Punjab Irrigation Department functions under Canal and Drainage Act 1873 which was introduced to regulate irrigation, navigation and drainage of provincial territories. The purpose of this act is that the Provincial Government is entitled to use and control for public purposes, the water of all rivers and streams flowing in natural channels, and of all lake and other natural collections of still water in said territories. An amendment was made in Canal and Drainage Act in 2016. In 2019, the Government introduced Punjab Water Act 2019 to regulate the usage of surface and groundwater in the province. In 2023, Punjab Irrigation Department introduced Punjab Irrigation Drainage and Rivers Act 2023 . The act was introduced to update the century old irrigation laws in the province.

== Major developments ==
In 2010-11 completed the Taunsa Barrage rehabilitation and modernization project with cost of Rs. 11 billion rupees.
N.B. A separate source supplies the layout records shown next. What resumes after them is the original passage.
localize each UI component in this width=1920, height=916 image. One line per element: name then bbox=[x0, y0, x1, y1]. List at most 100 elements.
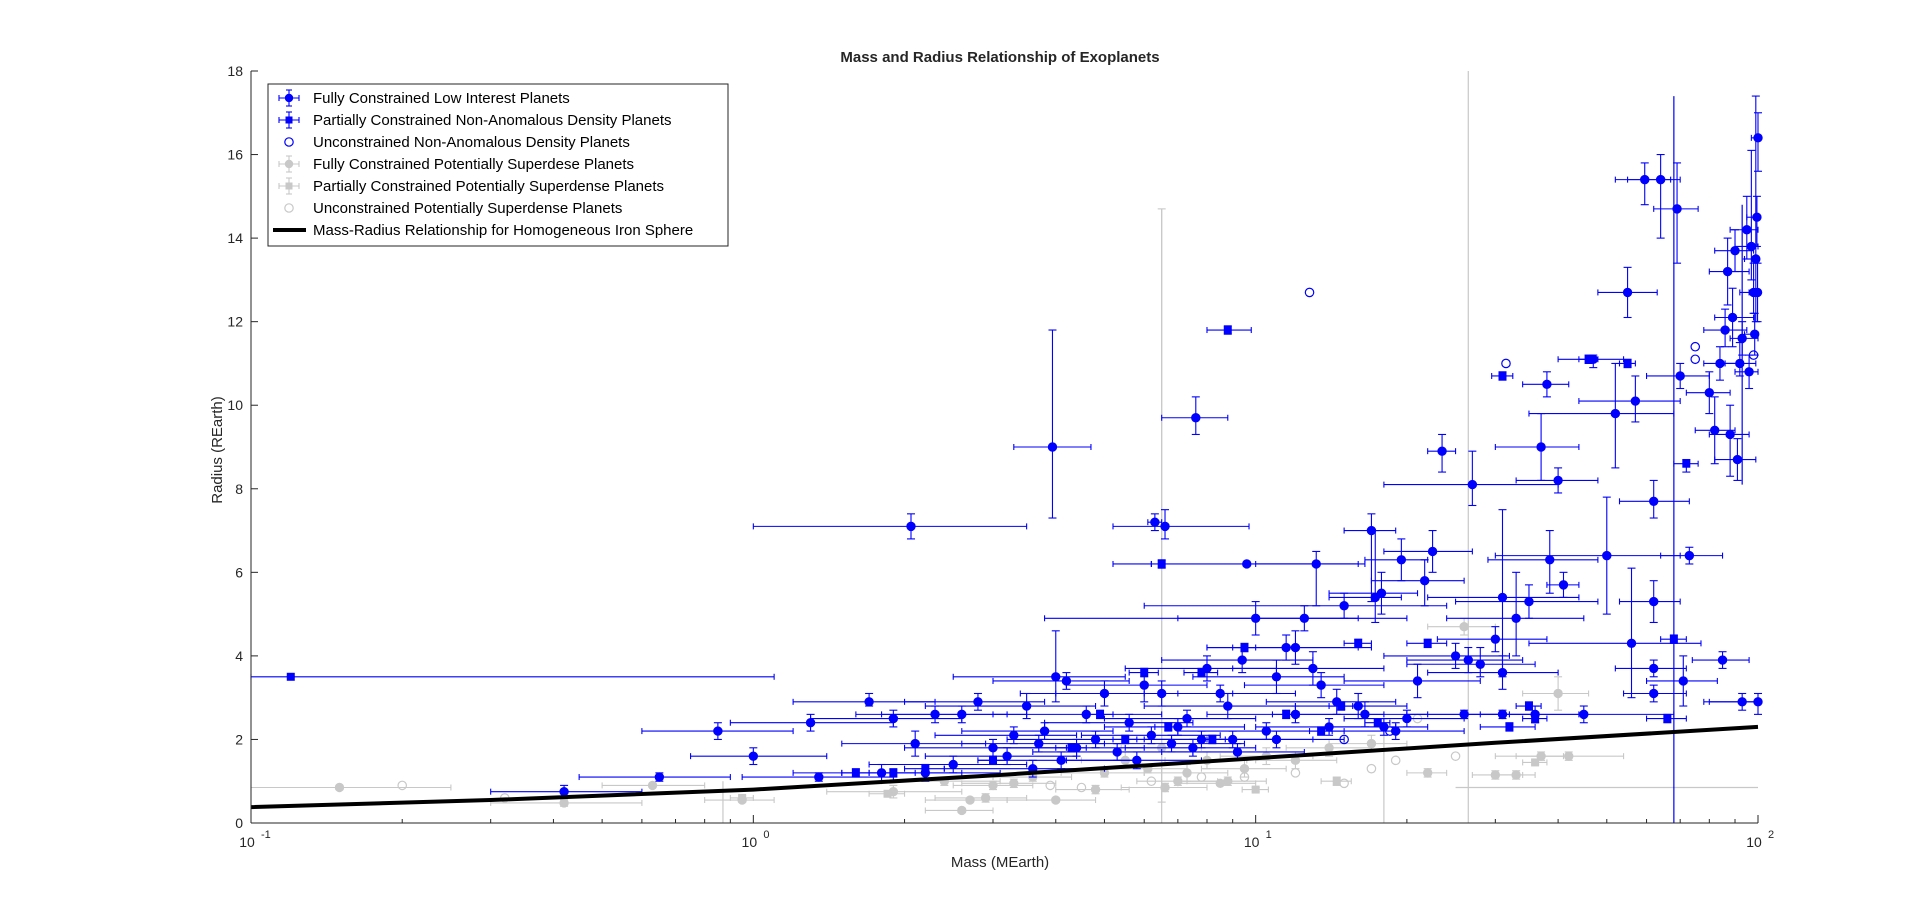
data-point bbox=[1067, 743, 1076, 752]
data-point bbox=[1056, 755, 1066, 766]
series-1 bbox=[250, 325, 1699, 778]
data-point bbox=[1396, 555, 1407, 565]
data-point bbox=[1140, 668, 1149, 677]
data-point bbox=[965, 795, 975, 805]
series-6 bbox=[250, 724, 1759, 810]
data-point bbox=[1182, 713, 1192, 724]
data-point bbox=[1332, 777, 1341, 786]
data-point bbox=[1437, 446, 1447, 456]
data-point bbox=[1021, 701, 1032, 711]
data-point bbox=[1150, 517, 1160, 527]
data-point bbox=[1623, 359, 1632, 368]
data-point bbox=[1281, 642, 1291, 653]
data-point bbox=[1045, 780, 1056, 791]
data-point bbox=[1366, 738, 1377, 749]
data-point bbox=[1649, 663, 1659, 674]
data-point bbox=[1655, 174, 1666, 185]
data-point bbox=[1752, 287, 1763, 298]
data-point bbox=[1237, 655, 1247, 665]
data-point bbox=[748, 751, 759, 761]
legend-entry: Unconstrained Potentially Superdense Pla… bbox=[284, 200, 622, 217]
data-point bbox=[1240, 643, 1249, 652]
data-point bbox=[1061, 676, 1072, 686]
data-point bbox=[1498, 371, 1507, 380]
legend-label: Fully Constrained Potentially Superdese … bbox=[313, 156, 634, 173]
data-point bbox=[1684, 550, 1695, 561]
x-tick-exponent: 2 bbox=[1768, 829, 1774, 841]
data-point bbox=[713, 726, 723, 736]
legend-entry: Fully Constrained Low Interest Planets bbox=[278, 89, 570, 107]
x-tick-exponent: 0 bbox=[763, 829, 769, 841]
data-point bbox=[1672, 204, 1682, 214]
data-point bbox=[1034, 738, 1044, 749]
data-point bbox=[864, 697, 874, 707]
data-point bbox=[1373, 718, 1382, 727]
data-point bbox=[1317, 727, 1326, 736]
data-point bbox=[1744, 367, 1754, 377]
data-point bbox=[1271, 734, 1282, 745]
data-point bbox=[1750, 329, 1760, 339]
data-point bbox=[1704, 387, 1715, 398]
data-point bbox=[1051, 795, 1061, 805]
legend-marker bbox=[285, 182, 293, 190]
data-point bbox=[988, 780, 998, 791]
data-point bbox=[1290, 768, 1301, 778]
data-point bbox=[814, 772, 824, 782]
data-point bbox=[1261, 726, 1272, 736]
data-point bbox=[1524, 596, 1534, 607]
data-point bbox=[1124, 718, 1134, 728]
data-point bbox=[1188, 743, 1198, 753]
data-point bbox=[1422, 768, 1433, 778]
data-point bbox=[1051, 672, 1061, 682]
data-point bbox=[1622, 287, 1633, 298]
y-tick-label: 18 bbox=[227, 63, 243, 79]
data-point bbox=[1459, 621, 1469, 632]
data-point bbox=[1682, 459, 1691, 468]
legend-marker bbox=[284, 159, 294, 169]
data-point bbox=[1737, 333, 1747, 344]
data-point bbox=[397, 780, 408, 791]
data-point bbox=[1675, 371, 1685, 381]
y-tick-label: 10 bbox=[227, 397, 243, 413]
data-point bbox=[1173, 776, 1183, 786]
data-point bbox=[1208, 735, 1217, 744]
data-point bbox=[1735, 358, 1745, 369]
data-point bbox=[1497, 592, 1508, 603]
data-point bbox=[1271, 672, 1282, 682]
y-axis-label: Radius (REarth) bbox=[209, 396, 226, 504]
data-point bbox=[1076, 782, 1087, 793]
data-point bbox=[1490, 634, 1501, 644]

Punjab Irrigation Department Completed the Punjab Irrigation completed the construction of New Khanki Barrage in August 2017 which replaced the old Khanki Headworks which irrigated 3.03 million acres of fertile land in 8 districts of central Punjab.

Punjab Irrigation Department has, in December 2019, inaugurated the construction of Jalalpur Irrigation Canal System. The 117 kilometer long canal will originate from River Jhelum at Rasul Barrage and, along with its branches, will irrigate 1,70,000 acres of arid land in Districts of Jhelum and Khushab. The department has also initiated works on Dadocha Dam which will supply 35 million gallons of drinking per day to the people of Rawalpindi. In addition to this civil works on projects like Rehabilitation of Trimmu and Panjnad Barrages, rehabilitation of Trimmu-Sidhnai Canal, SMB Link Canal, Ahmadpur Branch and Eastern Sadiqia Canal were also carried out.

Punjab Irrigation Department launched E-abiana system in partnership with Punjab Information and Technology Board in 2021. The new digital water revenue assessment and collection system was launched in the pilot phase in Kasur, Sheikhupura, Khanwah and Layyah Canal Divisions. The new system has enabled irrigators to pay their water charges through different mobile applications and instead of old manual revenue bills irrigators now receive digitally generated bills.